Fantastic stuff. And great point. Peter is right, that by throwing in as many observers as I can, I wouldn’t want to weight each one equally. The better the estimator (relative the other other 2999), the more I would weight that observer. Ideally, you’d be down to just one observer, the perfect guy. Realistically, you might have one observer carry 10% of the weight, another 9%, another 8%, and on an on, such that you only need about 20 observers out of the 3000.
However, his conclusion that the error is now 22 feet doesn’t necessarily mean that’s bad. If the two closest observers were within 18 feet of each other, but the third observer was in fact the best for a particular data point, I’m not sure that we’d want the 18 feet. For example, MGL and Marcel have a similar forecasting engine as its basis, while Chone does not. By selecting the two closest in agreement (MGL, Marcel) doesn’t mean that it’s necessarily bad if we also include Chone. Perhaps Greg and BIS are biased in the same manner (rely more on video than in-park).

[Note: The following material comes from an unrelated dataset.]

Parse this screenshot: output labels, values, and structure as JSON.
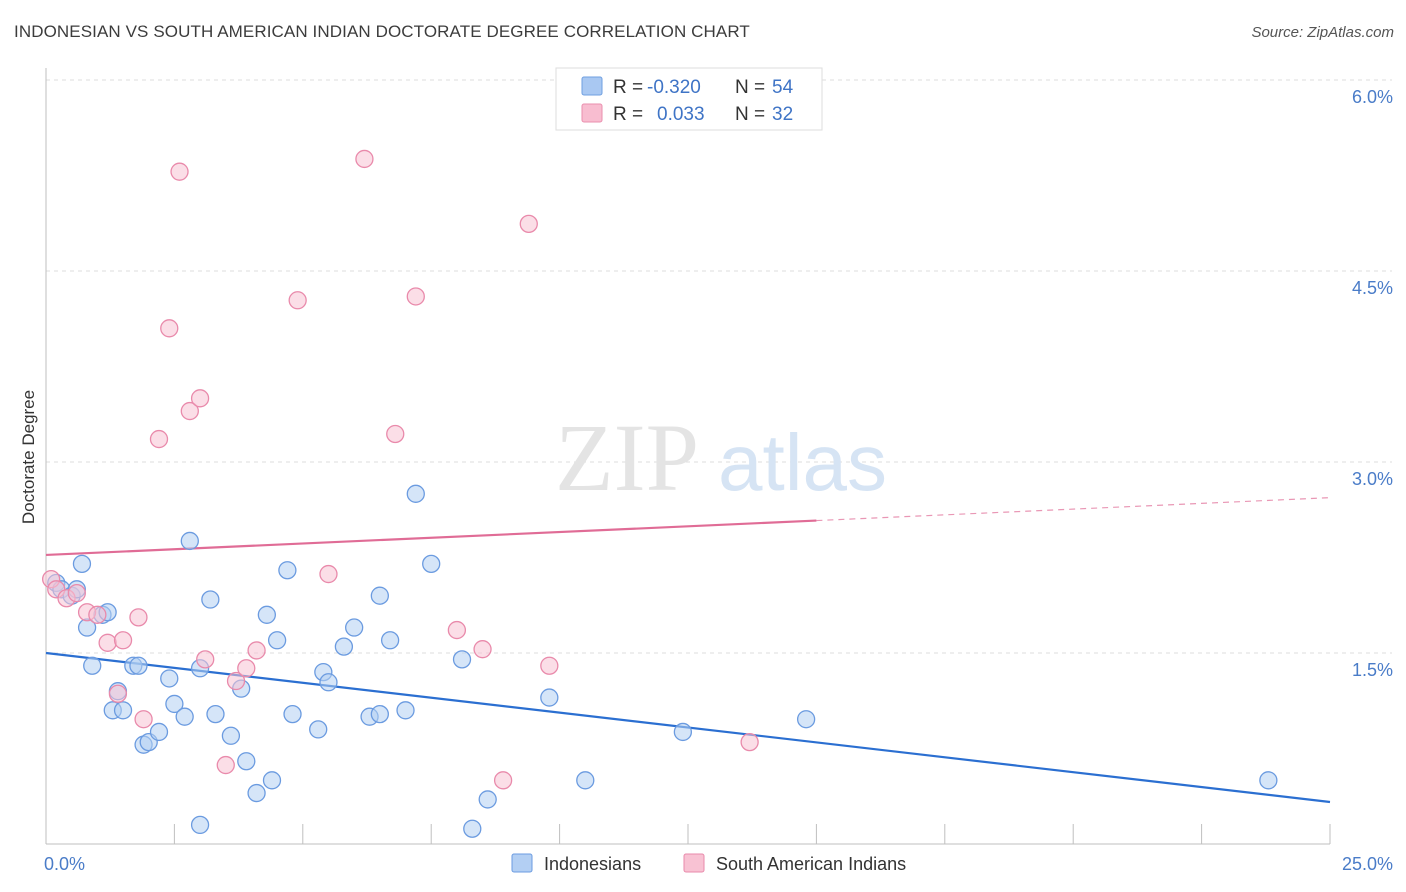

Question to Peter: what is the correlation of STATS, BIS to Greg? And what is the weight for each of those two? Repeat for the other combinations. Couldn’t we come up with a better estimate of where a ball landed based on different weightings?


It doesn’t matter what the actual landing location is. There is no possible actual landing location that has any two of the four systems observed landing points within 18 feet and 4 degrees 95% of the time. That doesn’t mean that Greg or BIS or STATS might not be exactly right with 100% of their observations. But if Greg is exactly right, it means that both BIS and STATS, who are each trying equally hard to be correct, are each going to be at least 18 feet or 4 degrees away from the correct (Greg’s) location at least 5% of the time.
You can’t weight systems and get a smaller error. You can’t add observers and get a smaller error, unless one of those observers is closer to one of the two “best” observers that you already have.